You have to be able to identify the window you want with a unique name/class/resource. Some programs have an option to set a class, such as -class, that you can use for that. I would look to see if you can configure the window you want to maximize in such a way you can distinguish it so you can use a style for it.
The other option is to write a launcher script, that runs the program, then uses the Wait command, and then maximizes the window that was just launched. I’m unsure on the details, but this should be possible to write something that works.
I now see what you’re saying, as I forgot it was preceeded by the InitalMap keyword.
I was thinking about this, and I understand that I can run a test for Init during the startup function. But I have several steps involved in my InitFunction, and for every step I would need to Test (Init) before doing what it needs to do.
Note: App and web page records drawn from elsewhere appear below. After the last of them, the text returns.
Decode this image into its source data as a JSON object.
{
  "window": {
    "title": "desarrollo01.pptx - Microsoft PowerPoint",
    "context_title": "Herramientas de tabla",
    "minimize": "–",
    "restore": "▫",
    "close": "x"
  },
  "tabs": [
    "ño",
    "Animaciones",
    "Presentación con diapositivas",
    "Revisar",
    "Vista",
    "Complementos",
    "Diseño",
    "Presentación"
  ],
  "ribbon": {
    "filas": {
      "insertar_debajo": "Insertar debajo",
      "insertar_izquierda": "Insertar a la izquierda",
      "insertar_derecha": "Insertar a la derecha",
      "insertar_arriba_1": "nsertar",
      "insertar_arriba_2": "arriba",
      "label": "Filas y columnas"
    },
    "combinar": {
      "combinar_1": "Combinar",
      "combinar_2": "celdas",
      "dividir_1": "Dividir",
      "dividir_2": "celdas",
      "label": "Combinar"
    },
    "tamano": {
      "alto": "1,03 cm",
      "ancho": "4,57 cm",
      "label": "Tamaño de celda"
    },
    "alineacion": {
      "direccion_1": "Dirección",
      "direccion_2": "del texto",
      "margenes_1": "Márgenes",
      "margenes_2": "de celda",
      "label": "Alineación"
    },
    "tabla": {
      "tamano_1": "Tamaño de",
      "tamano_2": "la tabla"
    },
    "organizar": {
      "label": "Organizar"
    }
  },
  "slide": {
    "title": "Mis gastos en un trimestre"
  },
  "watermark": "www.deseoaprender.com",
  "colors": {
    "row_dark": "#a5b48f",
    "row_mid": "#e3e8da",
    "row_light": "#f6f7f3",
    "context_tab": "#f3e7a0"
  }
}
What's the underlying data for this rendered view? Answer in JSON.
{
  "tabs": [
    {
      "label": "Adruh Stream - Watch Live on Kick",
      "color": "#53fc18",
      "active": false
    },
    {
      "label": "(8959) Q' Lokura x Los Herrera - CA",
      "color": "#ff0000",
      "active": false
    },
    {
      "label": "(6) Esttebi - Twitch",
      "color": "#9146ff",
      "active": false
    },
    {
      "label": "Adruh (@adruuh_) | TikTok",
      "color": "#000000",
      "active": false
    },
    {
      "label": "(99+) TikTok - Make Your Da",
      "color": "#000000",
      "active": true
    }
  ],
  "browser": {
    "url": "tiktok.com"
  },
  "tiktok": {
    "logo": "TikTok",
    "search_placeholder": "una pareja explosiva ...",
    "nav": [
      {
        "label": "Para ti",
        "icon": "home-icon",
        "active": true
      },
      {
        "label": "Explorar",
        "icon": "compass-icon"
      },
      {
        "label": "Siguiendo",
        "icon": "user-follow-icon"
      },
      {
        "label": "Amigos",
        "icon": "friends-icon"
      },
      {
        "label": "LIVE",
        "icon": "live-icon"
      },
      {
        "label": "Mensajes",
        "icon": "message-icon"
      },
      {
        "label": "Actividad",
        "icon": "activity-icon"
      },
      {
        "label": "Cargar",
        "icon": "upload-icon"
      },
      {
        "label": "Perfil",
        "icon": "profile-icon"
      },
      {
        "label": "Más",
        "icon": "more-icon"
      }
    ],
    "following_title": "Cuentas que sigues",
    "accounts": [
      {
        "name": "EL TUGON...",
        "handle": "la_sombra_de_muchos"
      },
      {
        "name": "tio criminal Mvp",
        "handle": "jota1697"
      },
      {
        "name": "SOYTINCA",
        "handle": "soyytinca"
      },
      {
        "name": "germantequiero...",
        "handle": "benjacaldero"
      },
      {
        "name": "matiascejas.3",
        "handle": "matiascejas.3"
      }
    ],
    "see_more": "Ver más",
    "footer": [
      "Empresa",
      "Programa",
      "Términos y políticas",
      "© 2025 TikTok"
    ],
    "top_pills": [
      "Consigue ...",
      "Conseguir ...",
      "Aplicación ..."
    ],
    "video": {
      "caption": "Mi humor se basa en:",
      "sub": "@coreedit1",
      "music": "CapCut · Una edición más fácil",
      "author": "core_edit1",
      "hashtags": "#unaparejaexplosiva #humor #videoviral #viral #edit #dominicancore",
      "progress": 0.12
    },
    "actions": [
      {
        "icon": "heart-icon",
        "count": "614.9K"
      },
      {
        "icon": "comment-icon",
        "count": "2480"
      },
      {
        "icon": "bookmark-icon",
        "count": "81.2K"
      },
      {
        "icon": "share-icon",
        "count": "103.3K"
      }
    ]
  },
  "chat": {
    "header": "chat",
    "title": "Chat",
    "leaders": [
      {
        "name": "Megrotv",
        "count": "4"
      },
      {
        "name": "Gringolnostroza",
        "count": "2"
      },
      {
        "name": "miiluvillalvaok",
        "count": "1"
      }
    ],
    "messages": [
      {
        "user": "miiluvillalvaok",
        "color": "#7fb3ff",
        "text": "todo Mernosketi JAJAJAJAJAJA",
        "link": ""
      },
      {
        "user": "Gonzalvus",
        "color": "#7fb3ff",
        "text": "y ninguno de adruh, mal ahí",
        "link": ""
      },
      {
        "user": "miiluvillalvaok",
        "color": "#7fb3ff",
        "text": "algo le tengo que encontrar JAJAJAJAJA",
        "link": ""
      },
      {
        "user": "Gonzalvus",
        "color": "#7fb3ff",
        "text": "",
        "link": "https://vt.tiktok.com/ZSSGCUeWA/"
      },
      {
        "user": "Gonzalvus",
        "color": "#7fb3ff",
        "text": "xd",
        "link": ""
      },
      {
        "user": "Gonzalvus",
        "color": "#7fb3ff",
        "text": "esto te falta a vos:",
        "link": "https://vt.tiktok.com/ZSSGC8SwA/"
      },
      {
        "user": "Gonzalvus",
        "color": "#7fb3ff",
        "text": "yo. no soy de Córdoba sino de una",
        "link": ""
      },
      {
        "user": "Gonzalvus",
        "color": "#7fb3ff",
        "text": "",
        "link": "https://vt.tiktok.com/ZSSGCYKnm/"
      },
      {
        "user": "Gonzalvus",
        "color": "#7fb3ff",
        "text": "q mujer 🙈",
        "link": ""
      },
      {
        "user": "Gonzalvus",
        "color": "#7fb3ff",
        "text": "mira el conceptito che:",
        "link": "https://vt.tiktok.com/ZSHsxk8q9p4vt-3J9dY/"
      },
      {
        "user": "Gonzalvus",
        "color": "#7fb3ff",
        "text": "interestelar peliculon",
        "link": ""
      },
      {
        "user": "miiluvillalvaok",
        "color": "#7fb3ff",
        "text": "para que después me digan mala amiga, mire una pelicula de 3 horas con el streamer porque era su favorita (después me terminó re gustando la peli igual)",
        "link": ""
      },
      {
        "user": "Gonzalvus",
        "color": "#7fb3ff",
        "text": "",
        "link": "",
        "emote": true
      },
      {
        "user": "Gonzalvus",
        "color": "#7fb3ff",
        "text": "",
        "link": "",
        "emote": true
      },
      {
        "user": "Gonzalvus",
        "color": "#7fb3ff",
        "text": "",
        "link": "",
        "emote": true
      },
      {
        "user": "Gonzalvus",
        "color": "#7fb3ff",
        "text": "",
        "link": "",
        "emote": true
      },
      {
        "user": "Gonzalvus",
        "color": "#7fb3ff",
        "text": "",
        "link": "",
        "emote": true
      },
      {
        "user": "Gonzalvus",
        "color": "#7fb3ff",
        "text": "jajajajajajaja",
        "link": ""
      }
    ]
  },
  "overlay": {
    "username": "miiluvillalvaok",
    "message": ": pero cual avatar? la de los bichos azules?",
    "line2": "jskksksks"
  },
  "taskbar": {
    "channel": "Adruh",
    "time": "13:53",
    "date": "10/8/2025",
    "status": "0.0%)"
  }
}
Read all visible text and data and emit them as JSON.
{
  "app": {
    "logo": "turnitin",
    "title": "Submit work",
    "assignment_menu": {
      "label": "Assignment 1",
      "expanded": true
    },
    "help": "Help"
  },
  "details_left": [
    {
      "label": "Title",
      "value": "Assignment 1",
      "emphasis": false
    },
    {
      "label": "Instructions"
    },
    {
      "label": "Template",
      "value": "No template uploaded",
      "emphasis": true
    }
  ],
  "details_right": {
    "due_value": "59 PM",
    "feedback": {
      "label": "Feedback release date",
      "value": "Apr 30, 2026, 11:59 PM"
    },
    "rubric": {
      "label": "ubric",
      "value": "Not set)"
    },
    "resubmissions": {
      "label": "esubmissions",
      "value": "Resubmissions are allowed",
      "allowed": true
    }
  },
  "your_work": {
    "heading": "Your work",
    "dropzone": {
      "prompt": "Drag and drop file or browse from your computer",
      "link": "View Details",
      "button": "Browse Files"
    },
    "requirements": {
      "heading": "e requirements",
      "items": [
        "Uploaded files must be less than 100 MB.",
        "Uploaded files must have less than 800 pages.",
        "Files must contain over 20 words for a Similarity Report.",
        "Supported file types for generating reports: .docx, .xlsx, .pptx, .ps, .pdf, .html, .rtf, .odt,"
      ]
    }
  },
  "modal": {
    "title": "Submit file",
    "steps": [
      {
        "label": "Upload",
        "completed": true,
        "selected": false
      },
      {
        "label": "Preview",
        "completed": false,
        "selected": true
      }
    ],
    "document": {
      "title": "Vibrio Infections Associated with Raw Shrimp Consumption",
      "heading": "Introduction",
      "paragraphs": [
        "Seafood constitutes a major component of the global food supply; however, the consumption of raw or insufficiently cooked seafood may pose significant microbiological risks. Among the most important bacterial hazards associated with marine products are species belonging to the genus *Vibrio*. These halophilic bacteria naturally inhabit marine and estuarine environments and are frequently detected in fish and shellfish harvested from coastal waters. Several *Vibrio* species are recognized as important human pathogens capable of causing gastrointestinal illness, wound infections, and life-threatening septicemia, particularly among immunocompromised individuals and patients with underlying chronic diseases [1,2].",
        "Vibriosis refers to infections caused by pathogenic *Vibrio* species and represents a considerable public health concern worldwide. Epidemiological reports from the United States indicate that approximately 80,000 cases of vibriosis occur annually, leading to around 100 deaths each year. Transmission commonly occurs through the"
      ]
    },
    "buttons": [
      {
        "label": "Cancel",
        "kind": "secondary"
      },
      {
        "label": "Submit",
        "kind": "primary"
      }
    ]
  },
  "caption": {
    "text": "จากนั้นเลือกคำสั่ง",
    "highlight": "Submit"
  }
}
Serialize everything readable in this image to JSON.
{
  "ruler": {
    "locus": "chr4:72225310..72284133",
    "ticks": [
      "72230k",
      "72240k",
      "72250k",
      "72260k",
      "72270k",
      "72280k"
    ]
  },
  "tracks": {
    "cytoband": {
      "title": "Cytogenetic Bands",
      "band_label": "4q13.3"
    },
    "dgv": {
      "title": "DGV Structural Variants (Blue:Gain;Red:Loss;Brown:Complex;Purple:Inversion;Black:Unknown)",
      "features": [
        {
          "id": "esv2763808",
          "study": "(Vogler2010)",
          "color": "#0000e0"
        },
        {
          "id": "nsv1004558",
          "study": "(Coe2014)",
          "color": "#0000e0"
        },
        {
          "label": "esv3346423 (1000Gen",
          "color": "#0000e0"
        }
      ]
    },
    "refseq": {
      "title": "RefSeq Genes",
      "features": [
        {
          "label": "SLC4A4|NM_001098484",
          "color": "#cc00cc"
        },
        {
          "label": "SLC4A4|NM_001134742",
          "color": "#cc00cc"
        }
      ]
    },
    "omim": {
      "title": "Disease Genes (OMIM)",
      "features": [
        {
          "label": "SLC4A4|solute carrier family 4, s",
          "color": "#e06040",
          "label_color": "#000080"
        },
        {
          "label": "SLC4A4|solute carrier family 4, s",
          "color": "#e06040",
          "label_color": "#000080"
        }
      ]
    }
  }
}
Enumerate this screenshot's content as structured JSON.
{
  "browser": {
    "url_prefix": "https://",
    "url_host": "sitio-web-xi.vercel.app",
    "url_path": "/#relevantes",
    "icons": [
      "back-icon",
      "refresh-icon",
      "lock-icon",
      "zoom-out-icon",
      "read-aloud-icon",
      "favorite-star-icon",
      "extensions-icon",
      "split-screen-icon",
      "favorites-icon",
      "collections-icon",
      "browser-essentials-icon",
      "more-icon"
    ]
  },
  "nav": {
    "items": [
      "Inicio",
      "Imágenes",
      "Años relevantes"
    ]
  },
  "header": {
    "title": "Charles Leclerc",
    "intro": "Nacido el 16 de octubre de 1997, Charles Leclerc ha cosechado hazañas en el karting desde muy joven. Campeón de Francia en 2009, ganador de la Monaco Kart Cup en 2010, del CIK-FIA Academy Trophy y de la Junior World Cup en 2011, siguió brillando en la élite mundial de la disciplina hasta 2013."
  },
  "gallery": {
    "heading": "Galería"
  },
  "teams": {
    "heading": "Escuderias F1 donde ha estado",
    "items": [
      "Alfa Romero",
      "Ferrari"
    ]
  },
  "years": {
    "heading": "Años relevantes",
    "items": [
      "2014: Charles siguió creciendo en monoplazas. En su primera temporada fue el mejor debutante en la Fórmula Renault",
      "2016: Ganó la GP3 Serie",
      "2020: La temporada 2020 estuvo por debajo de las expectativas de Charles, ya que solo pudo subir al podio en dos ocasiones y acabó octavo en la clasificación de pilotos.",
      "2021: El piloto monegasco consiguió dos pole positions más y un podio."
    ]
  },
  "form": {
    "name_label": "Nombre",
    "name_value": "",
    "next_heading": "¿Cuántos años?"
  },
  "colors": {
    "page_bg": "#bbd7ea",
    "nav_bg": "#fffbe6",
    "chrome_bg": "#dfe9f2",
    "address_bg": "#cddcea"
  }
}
Seems I would be adding an extra step to every step I take, and after several lines of code, I can see this adding up.
But it doesn’t say I can’t. If I knew why using Test (Init) is better than using an InitFunction, I might feel better about using it. I’m not complaining or trying to start something, I just don’t get it.
You can make a bowl of cereal by getting a bowl, getting the milk, getting the cereal, getting a spoon. Or you can test if you have a bowl, then get the bowl. Test if you have milk, then get the milk…
It’s to do with function context, and execution. If you mix/match
, FVWM won’t internally aggregate those in order – there is a greater chance you won’t get the results you expect. This was largely why StartFunction and Test learned these things, and hence why you should use StartFunction.
I see what you’re saying. So the problem only lies in using both methods at the same time. FTR, As soon as I create an InitFunction, there is no need to keep anything in the StartupFunction with Test (Init).